Multifractal Characterization of Methane Adsorption in Coal Pores

The present research on the complex and heterogeneous characterization of methane (CH₄) adsorption in coal pores has not yet been revealed. In this article, the multifractal theory is employed to explore the complexity and heterogeneity of CH₄ adsorption in coal pores. The results show that the generalized fractal dimension D(q) follows a monotonically decreasing inverse S-shape as q increases, and the multifractal singularity spectrum function f(α) displays a convex functional relationship with α, indicating the presence of multifractal characteristics of the CH₄ adsorption in coal pores.
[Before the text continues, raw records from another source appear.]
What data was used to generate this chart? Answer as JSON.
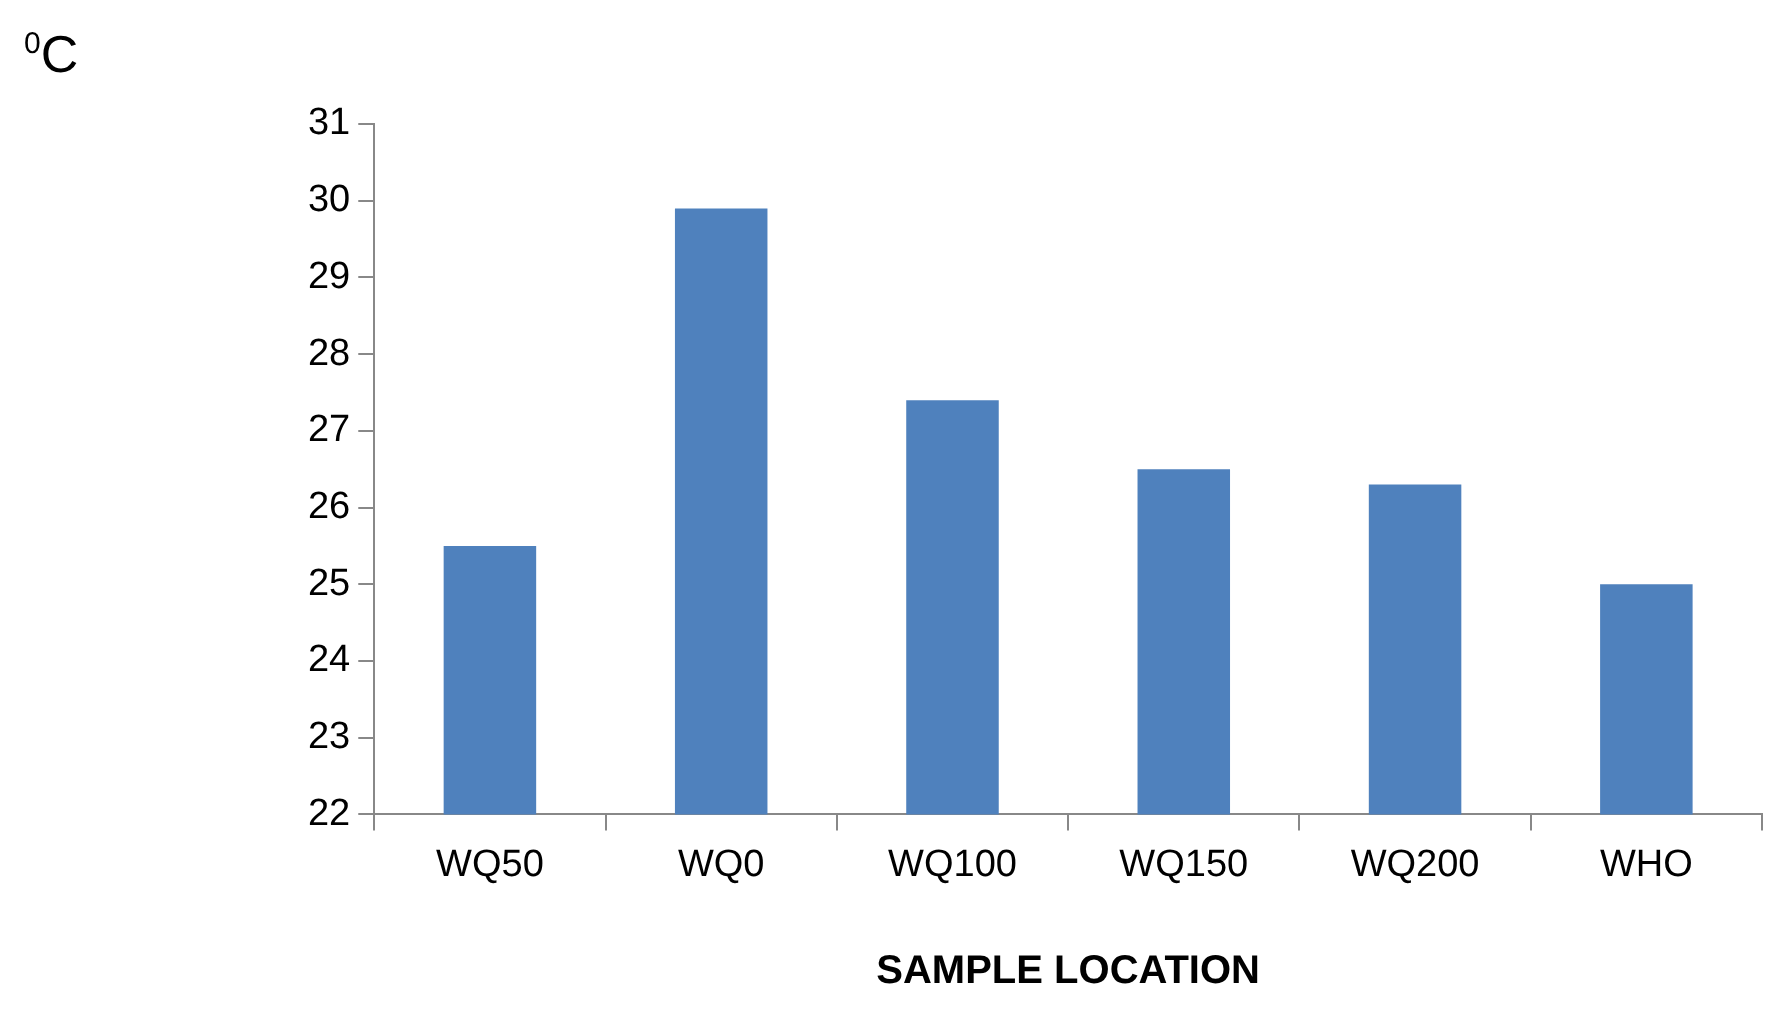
{
  "chart_data": {
    "type": "bar",
    "ylabel": "$^{0}$C",
    "xlabel": "SAMPLE LOCATION",
    "categories": [
      "WQ50",
      "WQ0",
      "WQ100",
      "WQ150",
      "WQ200",
      "WHO"
    ],
    "values": [
      25.5,
      29.9,
      27.4,
      26.5,
      26.3,
      25.0
    ],
    "color": "#4f81bd",
    "ylim": [
      22,
      31
    ],
    "yticks": [
      22,
      23,
      24,
      25,
      26,
      27,
      28,
      29,
      30,
      31
    ],
    "legend": false
  }
}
As the key multifractal parameters, the generalized dimension spectrum (q ∼ D(q)) and the multifractal singularity spectrum (α ∼ f(α)) of the CH₄ adsorption present a favorable quantitative relation with that of coal pores, including micropores (<2 nm), mesopores (2–50 nm), and macropores (>50 nm). This finding demonstrates that the multifractal pore structure has a controlled effect on the multifractal behavior of CH₄ adsorption. This study achieves a novel characterizing method on the complexity and heterogeneity of CH₄ adsorption in coal pores and reveals the mechanism of CH₄ adsorption in coal pores from the multifractal perspective. The derived results display potential theoretical and application values in the synthesis of coal-based materials based on a fractal design strategy.